Of course we had port and brandy with our coffee. I was also offered a cigar but I politely declined.

‘Twas all a jolly good show old boy – indeed, rippling old top. God save the Queen ;-)


  1. come on, we live in malaysia. why court appeal was written in english?! don't the lawyers know that bm is official language and any official deal should be in bm. even parlimen debating is using bm, so it's obvious matter of court should be in bm too. we're already merdeka > 50years for goodness!

  2. Kaytee: Mostly true, except you will be hard-press to find a number of Anglo-ised Indians to that extent. More than other parts of Asia, the British controlled far more of the subcontinent for far longer a period than, say, China.

    While most traders came from China, most professionals came from the subcontinent where they were far more likely to be English educated. Moreover, with the upper- to middle-class colonial Malay population disinterested to civil service under the British residents, a lot of civil servants from the subcontinent came over. With the top bits of Whitehall from Oxbridge, you could say some of the culture rubbed off.

    As for language, the vast majority of Indians here still are able to speak Tamil. The bits that don't, or don't do very well, are the middle- to upper-class. For the Chinese, there is a clear rationale for learning Chinese - Mandarin is thought in class, and is used as the language of business and governance in China and Taiwan. For Indians, most Malaysian Indians are southerners, native of some Dravidian tongue that is entirely unrelated to Hindi, whose use in India is far more limited than Mandarin in China.

    There is a social and economic advantage to learning Chinese. But if you don't speak Tamil (or Malayalese or Telegu, etc.) at home, there is little advantage to learning the language.

    Anonymous: Most of the law (case law and statutes) are in English, and most of the profession--especially at the higher up--is more fluent in English than Malay. Add to the fact that, in the case of commercial law, English is still the language of business here. Therefore, the cost of switching the language of the courts is very, very high.

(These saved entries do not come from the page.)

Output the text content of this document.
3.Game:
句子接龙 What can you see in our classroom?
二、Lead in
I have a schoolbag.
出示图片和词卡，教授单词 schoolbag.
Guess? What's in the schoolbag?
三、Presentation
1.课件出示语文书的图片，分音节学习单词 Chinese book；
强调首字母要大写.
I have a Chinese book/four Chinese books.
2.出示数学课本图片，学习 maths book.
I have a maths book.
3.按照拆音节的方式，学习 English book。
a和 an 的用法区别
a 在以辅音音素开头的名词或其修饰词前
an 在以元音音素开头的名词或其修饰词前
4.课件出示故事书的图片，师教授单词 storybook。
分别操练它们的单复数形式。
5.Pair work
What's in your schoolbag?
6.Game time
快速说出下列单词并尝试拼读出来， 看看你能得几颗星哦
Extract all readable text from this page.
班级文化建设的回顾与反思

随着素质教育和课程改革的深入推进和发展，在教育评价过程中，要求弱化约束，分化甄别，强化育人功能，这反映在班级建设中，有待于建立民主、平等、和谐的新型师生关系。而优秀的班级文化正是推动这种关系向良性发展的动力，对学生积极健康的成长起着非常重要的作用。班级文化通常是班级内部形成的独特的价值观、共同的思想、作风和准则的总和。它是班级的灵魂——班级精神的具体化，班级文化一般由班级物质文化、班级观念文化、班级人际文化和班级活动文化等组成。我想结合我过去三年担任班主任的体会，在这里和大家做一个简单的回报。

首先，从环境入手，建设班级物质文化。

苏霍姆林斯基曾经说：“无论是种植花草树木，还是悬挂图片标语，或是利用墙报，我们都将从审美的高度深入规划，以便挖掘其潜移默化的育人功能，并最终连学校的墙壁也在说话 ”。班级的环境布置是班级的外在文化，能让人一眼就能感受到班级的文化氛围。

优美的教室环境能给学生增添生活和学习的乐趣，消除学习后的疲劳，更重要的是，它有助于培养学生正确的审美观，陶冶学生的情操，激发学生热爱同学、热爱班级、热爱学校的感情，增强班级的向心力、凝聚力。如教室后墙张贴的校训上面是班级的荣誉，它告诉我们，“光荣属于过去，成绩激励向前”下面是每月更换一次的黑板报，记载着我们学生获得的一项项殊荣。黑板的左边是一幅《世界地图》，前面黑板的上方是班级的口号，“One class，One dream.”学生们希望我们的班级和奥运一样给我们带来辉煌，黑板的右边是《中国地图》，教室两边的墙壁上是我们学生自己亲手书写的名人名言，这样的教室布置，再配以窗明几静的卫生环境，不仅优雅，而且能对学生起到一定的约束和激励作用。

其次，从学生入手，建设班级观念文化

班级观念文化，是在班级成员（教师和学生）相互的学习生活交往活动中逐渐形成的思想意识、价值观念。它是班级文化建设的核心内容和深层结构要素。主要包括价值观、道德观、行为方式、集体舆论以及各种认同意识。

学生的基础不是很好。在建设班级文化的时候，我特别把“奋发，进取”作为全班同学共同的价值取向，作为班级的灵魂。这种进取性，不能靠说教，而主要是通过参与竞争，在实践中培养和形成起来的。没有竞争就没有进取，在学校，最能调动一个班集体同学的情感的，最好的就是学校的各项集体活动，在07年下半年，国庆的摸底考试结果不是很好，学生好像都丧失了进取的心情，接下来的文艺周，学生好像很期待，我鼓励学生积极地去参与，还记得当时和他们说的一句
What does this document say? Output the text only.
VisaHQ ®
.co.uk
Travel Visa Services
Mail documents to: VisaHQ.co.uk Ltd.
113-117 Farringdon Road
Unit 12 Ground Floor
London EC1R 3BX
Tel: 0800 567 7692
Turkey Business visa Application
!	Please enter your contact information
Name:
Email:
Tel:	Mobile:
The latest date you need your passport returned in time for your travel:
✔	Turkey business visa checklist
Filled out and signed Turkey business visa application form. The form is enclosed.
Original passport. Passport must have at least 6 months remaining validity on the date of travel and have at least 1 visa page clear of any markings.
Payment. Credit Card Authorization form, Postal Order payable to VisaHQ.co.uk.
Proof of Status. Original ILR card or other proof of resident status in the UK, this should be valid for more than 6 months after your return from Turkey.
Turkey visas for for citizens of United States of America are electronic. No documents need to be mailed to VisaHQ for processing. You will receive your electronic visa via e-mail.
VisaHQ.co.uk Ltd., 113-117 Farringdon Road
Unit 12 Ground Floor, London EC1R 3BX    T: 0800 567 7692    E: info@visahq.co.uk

    India too have India as the national language, and a lot of states have their own state languages too. Yet the Union language of the judiciary is English, as with all but four states.

  3. Not surprising at all, KT. According to Wikipedia, the Indian subcontinent was under British colonial rule from 1858 to 1947. And prior to 1858 the British East India Company was already active there for more than a hundred years.

    That's plenty of time for the English to introduce their culture there and for it to take root.

  4. Anonymous 9:07 PM, December 10, 2009 - yes we live in malaysia. yes bm is our official language. if the only reason for rejecting the appeal because it was written in english, then why oh why did the judge wrote his own written judgement in english? tulis bahasa lah! sendiri pun tak tau guna bm, nak buat judgment suruh semua orang pakai bm. and i would like to know, what language did the other side lawyers used to submit their case?

  5. Another low for our predominantly corrupt and biased judiciary!

    Cakap tak serupa bikin!!

    Let the CJ and AG unearth for us some worthwhile decisions written in BM over the last 20 years. Then we'll see if the CoA acted impartially or NOT!!

    We are all of 1 race, the Human Race

  6. novalizar,

    what do you expect from ketuanan melayu judges.

    they have to serve UMNO first, lah. everything else is inconsequential.

  7. For the briefest moment back there, I thought you're going to whack DSAI again. Hahaha... that's a relief.